The serine residue at the active site of both pamiteplase and rwt-PA is thought to bind ₂-macroglobulin and ₂-plasmin inhibitor irreversibly, resulting in both protease inhibition and plasma clearance (Iida et al., 1988; Kizen et al., 1988; Komuro et al., 1989; Okumura et al., 1989; Oikawa et al., 1996b). In this study, a kinetic analysis of the binding of both drugs with these glycoproteins was conducted in vitro. The unchanged drug k_el was almost the same for both compounds, and the contribution of CL_plasma of both drugs to CL_total was relatively small.
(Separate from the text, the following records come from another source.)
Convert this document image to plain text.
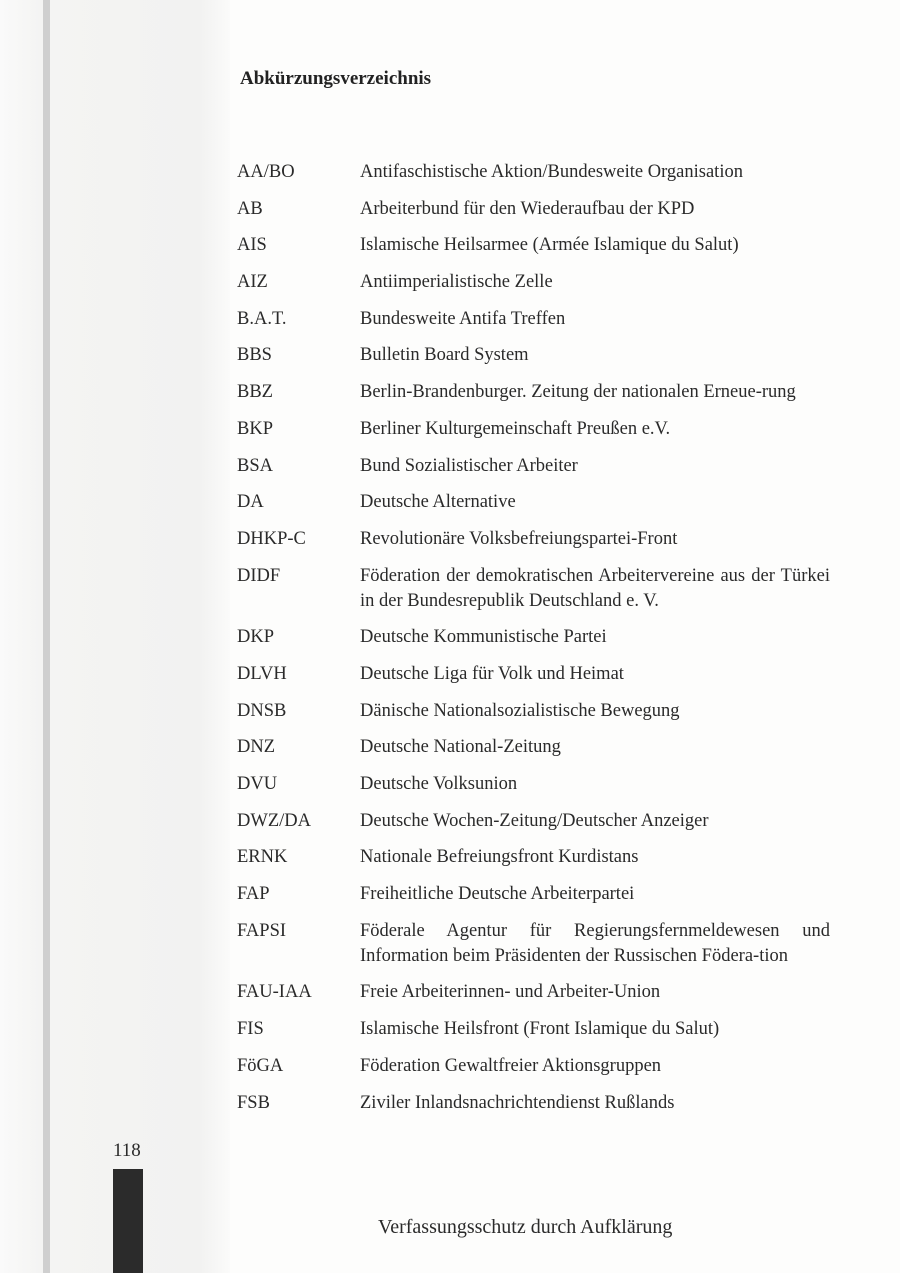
Abkürzungsverzeichnis
AA/BO	Antifaschistische Aktion/Bundesweite Organisation
AB	Arbeiterbund für den Wiederaufbau der KPD
AIS	Islamische Heilsarmee (Armée Islamique du Salut)
AIZ	Antiimperialistische Zelle
B.A.T.	Bundesweite Antifa Treffen
BBS	Bulletin Board System
BBZ	Berlin-Brandenburger. Zeitung der nationalen Erneue-rung
BKP	Berliner Kulturgemeinschaft Preußen e.V.
BSA	Bund Sozialistischer Arbeiter
DA	Deutsche Alternative
DHKP-C	Revolutionäre Volksbefreiungspartei-Front
DIDF	Föderation der demokratischen Arbeitervereine aus der Türkei in der Bundesrepublik Deutschland e. V.
DKP	Deutsche Kommunistische Partei
DLVH	Deutsche Liga für Volk und Heimat
DNSB	Dänische Nationalsozialistische Bewegung
DNZ	Deutsche National-Zeitung
DVU	Deutsche Volksunion
DWZ/DA	Deutsche Wochen-Zeitung/Deutscher Anzeiger
ERNK	Nationale Befreiungsfront Kurdistans
FAP	Freiheitliche Deutsche Arbeiterpartei
FAPSI	Föderale Agentur für Regierungsfernmeldewesen und Information beim Präsidenten der Russischen Födera-tion
FAU-IAA	Freie Arbeiterinnen- und Arbeiter-Union
FIS	Islamische Heilsfront (Front Islamique du Salut)
FöGA	Föderation Gewaltfreier Aktionsgruppen
FSB	Ziviler Inlandsnachrichtendienst Rußlands
118
Verfassungsschutz durch Aufklärung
The previously described observations lead to the following conclusions. By the i.v. administration study and a tissue-sampling single-injection technique, the difference in CL_total between pamiteplase and rwt-PA was shown to be caused by the difference in CL_hepatic. The same receptors would be responsible for pamiteplase and rwt-PA uptake in the liver. The affinity of pamiteplase for these receptors, however, appeared to be lower than that of rwt-PA, resulting in the difference in CL_total.